To go to EGX we needed £700 but we only had £350 in our bank left over from the £15,000 we had originally loaned, so we called up the EGX representatives and asked if an exception could be made to which they agreed, we would pay half now and half later, things were finally looking up for us.
THE ROAD TO EGX
Now you might think that things were easy from here on out, but we had to figure out a way to get to London, and stay in a hotel room for 4 days during the event, so our producer who's good at this sort of thing finds us the best-staying deals and he himself is willing to drive us down there to show off our game, however, we just spent the last of our money on getting the ticket... Needing the money Alex throws his car on Facebook for £300 ono and within a day Alex gets a reply to meet up with the guy willing to buy the car, Alex sells the car for £200 and an ice cream. (He never did get that ice cream)
We spent 4 glorious days at EGX, we met some new faces and some old, I met old tutors who had gone on to creating their own games company and making it successful & met new games companies also trying to make their way in life just like ourselves, we ate homemade meals as our B&B apartment thing had a small kitchen and our producer was very nice to us and took money from his own pocket to feed us.
While at EGX we had the opportunity to meet with publishers, publishers like Sindiecate, Play Stack & Rebellion, all amazed at how quickly we put together our game and how we went about making it but none of them took the bait, no one wanted to publish our game, so we left EGX, we were still happy because we got to meet so many people but slightly disheartened that publishers didn't want to help us in making our dream.
When we got back to the studio we poked around for more publishers sending emails to at least 30+ publishes in and out of the UK, about 80% didn't reply and the 20% that did wasn't interested or didn't work in the mobile games market.
Later that evening we released out game Rise of Factions: Sparta, only half finished with a promise to complete it when we can for free.
After releasing Rise of Factions: Sparta we sat and waited and watched the installs of the game, for days no installs were added to the Google Development Console, we pushed it as hard as we could on social media sites, we didn't have any cash to pay for advertising, so all we could do was watch as no one installed the game, and we're certain it's because of the £0.99 price tag we attached the unfinished game, but a lesson was learnt, the industry is harder than it looks.

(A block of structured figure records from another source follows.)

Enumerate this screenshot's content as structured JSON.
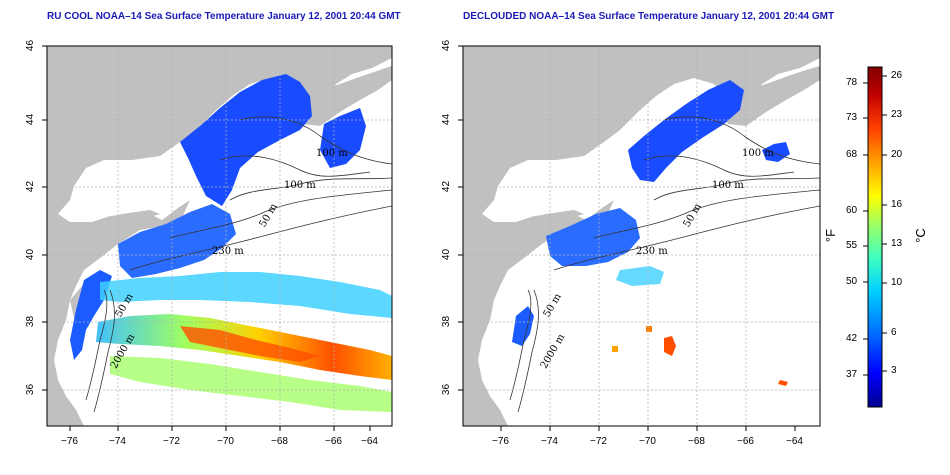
{
  "maps": [
    {
      "title": "RU COOL NOAA–14 Sea Surface Temperature January 12, 2001 20:44 GMT",
      "contour_labels": [
        "100 m",
        "100 m",
        "50 m",
        "230 m",
        "50 m",
        "2000 m"
      ]
    },
    {
      "title": "DECLOUDED NOAA–14 Sea Surface Temperature January 12, 2001 20:44 GMT",
      "contour_labels": [
        "100 m",
        "100 m",
        "50 m",
        "230 m",
        "50 m",
        "2000 m"
      ]
    }
  ],
  "axes": {
    "x_ticks": [
      "−76",
      "−74",
      "−72",
      "−70",
      "−68",
      "−66",
      "−64"
    ],
    "y_ticks": [
      "46",
      "44",
      "42",
      "40",
      "38",
      "36"
    ]
  },
  "colorbar": {
    "fahrenheit_ticks": [
      "78",
      "73",
      "68",
      "60",
      "55",
      "50",
      "42",
      "37"
    ],
    "celsius_ticks": [
      "26",
      "23",
      "20",
      "16",
      "13",
      "10",
      "6",
      "3"
    ],
    "fahrenheit_unit": "°F",
    "celsius_unit": "°C",
    "colors": [
      "#000090",
      "#0000ff",
      "#0070ff",
      "#00d0ff",
      "#40ffc0",
      "#a0ff60",
      "#ffff00",
      "#ffa000",
      "#ff4000",
      "#c00000",
      "#800000"
    ]
  },
  "colors": {
    "land": "#c0c0c0",
    "title": "#1a1ab8",
    "grid": "#b0b0b0"
  }
}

Myself and Alex were given a week to move out of the office as we had overstayed our welcome for 2 months owing our landlord £1200+ and our accountant services we discontinued and a payment of £700+ was also due to be paid back, making a nightmarish sum of £1900 to be paid back, to which our loan also wanted us to start paying back at a £350 a month sum... We managed to hold things off as we'd just become more homeless & because we were too broke to start paying any of it back.
Myself and Alex found a very very small place to live, we chucked out the bed so we could move our office into the only living space there was and we both slept on the floor, myself on a futon I managed to save from my last relationship and Alex in his old trusty sleeping bag, and we slept like this for 4 more months, we were beaten down, but we weren't out for the count.